After his retirement, 35 years later, he examined the interpretation of the nearby Fort Laramie National Historic Site, in Wyoming. In his analysis, Fort Laramie — a military frontier post — was an example of how not to preserve historic sites. For example, the Park Service restored its buildings in a patchwork fashion, furnishing the interiors with Victorian reproductions. The bakery was restored to its 1876 condition, while a weapons safe-hold reflects the 1850s and a commanding officer’s residence the early 1860s.

“The public thinks that that’s what historic sites are supposed to look like — that when you open the door it looks like the historic occupant had just left and you’re sort of reliving the past through this recreated environment,” says Dwight Pitcaithley, a friend and former NPS chief historian. Sellars, however, developed a deep disdain for complete — and expensive — restorations. “If something is historic (because of) its association with a person or an event, then you maintain as much of the original condition and materials (as you can),” he says. Rather than reconstructing buildings and recreating period decor, Sellars believes in supporting enduring structures, and using interpretive signs, displays and photographs as windows into what’s been lost. He says you can tell equally accurate and compelling stories this way — with much less meddling. His approach has “affected a generation of cultural resource managers and superintendents,” Pitcaithley says.

These days, Park Service-related work still consumes much of Sellars’ time. Now and then he strays from his backyard office — a renovated two-car garage decorated with Navajo rugs, landscape posters, bird prints and an empty Yellowstone Whiskey bottle — to see an opera with his wife, go birding, or read autobiographies. In the 1970s, he started a reading group with his colleagues: They’d read Park Service policy documents and meet weekly to discuss them. Sellars still meets with the group via teleconference to dissect books on history, writing and historic preservation.

He keeps a black leather notebook in his breast pocket to jot down ideas. He also has a cadre of note cards scrawled with reflections on policy over the years, and journals — stacks of 8.5-by-11-inch notebook and archival papers filled with quotes, opinions, and recollections of family events and agency projects since 1973. Stored in a fireproof cabinet, they constitute the raw materials for his next book: an autobiography that explores the evolution of historic preservation policy in the agency. As he works, he strives to remain, as one colleague described him years ago, “more loyal to history than to the National Park Service.”
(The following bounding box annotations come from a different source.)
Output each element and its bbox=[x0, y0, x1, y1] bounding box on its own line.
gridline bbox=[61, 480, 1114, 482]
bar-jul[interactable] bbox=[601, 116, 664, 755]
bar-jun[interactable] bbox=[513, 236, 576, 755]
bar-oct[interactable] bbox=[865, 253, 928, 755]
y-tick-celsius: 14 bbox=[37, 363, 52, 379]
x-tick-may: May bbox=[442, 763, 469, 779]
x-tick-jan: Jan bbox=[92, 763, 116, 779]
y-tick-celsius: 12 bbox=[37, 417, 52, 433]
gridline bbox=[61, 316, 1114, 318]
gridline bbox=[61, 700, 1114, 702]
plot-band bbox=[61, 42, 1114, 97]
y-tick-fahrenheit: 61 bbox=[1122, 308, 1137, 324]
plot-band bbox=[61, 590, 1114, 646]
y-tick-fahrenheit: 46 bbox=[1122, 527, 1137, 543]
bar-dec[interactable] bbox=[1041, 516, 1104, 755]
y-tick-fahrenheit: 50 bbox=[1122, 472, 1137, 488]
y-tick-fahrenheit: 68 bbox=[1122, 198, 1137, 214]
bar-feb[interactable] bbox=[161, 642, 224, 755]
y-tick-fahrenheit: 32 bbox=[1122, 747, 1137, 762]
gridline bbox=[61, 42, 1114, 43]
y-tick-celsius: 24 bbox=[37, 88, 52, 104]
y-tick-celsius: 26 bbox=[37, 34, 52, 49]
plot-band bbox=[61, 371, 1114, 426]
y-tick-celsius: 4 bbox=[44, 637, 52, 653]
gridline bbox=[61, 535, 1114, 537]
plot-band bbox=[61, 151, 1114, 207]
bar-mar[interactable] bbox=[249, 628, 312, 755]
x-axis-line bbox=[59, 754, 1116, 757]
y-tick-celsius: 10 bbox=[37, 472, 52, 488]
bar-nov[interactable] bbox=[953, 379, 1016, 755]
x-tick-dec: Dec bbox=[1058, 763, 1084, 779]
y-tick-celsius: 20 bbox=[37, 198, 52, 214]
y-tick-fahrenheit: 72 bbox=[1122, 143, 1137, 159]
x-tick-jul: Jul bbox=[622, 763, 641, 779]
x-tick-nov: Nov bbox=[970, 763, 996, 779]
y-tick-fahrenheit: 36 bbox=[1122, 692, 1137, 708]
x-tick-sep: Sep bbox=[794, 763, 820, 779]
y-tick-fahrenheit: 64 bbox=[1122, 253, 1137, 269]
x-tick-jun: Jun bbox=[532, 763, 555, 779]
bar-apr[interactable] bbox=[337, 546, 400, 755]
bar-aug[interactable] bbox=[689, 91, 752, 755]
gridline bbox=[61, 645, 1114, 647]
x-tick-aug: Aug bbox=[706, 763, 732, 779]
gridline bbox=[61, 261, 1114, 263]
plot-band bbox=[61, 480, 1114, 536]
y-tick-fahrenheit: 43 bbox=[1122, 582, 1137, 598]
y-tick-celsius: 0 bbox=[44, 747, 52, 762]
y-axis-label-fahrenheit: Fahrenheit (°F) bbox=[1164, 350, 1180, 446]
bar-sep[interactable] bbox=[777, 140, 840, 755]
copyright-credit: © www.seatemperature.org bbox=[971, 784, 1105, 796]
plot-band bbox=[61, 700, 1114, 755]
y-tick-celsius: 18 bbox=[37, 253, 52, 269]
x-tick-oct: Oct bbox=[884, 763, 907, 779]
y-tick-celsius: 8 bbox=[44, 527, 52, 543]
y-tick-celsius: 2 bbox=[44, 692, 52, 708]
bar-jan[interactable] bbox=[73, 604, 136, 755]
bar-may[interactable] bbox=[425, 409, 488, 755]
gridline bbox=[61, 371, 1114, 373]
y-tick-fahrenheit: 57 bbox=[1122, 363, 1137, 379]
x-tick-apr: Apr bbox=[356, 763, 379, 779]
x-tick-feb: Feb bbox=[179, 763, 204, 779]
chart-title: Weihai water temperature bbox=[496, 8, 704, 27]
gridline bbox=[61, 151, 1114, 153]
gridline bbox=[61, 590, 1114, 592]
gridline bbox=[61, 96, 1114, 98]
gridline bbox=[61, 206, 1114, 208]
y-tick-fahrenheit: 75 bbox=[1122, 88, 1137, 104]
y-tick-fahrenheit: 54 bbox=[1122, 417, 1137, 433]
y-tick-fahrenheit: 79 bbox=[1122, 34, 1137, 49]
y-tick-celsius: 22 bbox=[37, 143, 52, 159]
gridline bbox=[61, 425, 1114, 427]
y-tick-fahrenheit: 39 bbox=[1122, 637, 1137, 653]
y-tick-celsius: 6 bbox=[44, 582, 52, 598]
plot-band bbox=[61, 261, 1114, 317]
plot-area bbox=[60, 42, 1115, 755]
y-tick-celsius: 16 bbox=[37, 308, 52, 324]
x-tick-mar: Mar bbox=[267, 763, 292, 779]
*This story has been amended to more accurately reflect the circumstances of Sellars’ career in the National Park Service and his later analysis of the Fort Laramie National Historic Site. Sellars was hired into the Park Service in 1973, after a deliberate application (not an accidental one), and he wrote about Fort Laramie after his retirement. He did not serve a stint at Fort Laramie, as originally reported, but rather worked at the Denver office of the Park Service. His 1997 book, Preserving Nature in the National Parks: A History, spurred an initiative that made resource management and preservation one of the agency’s top priorities–not a singular top priority. 

This article appeared in the print edition of the magazine with the headline Richard West Sellars’ distinguished National Park Service career.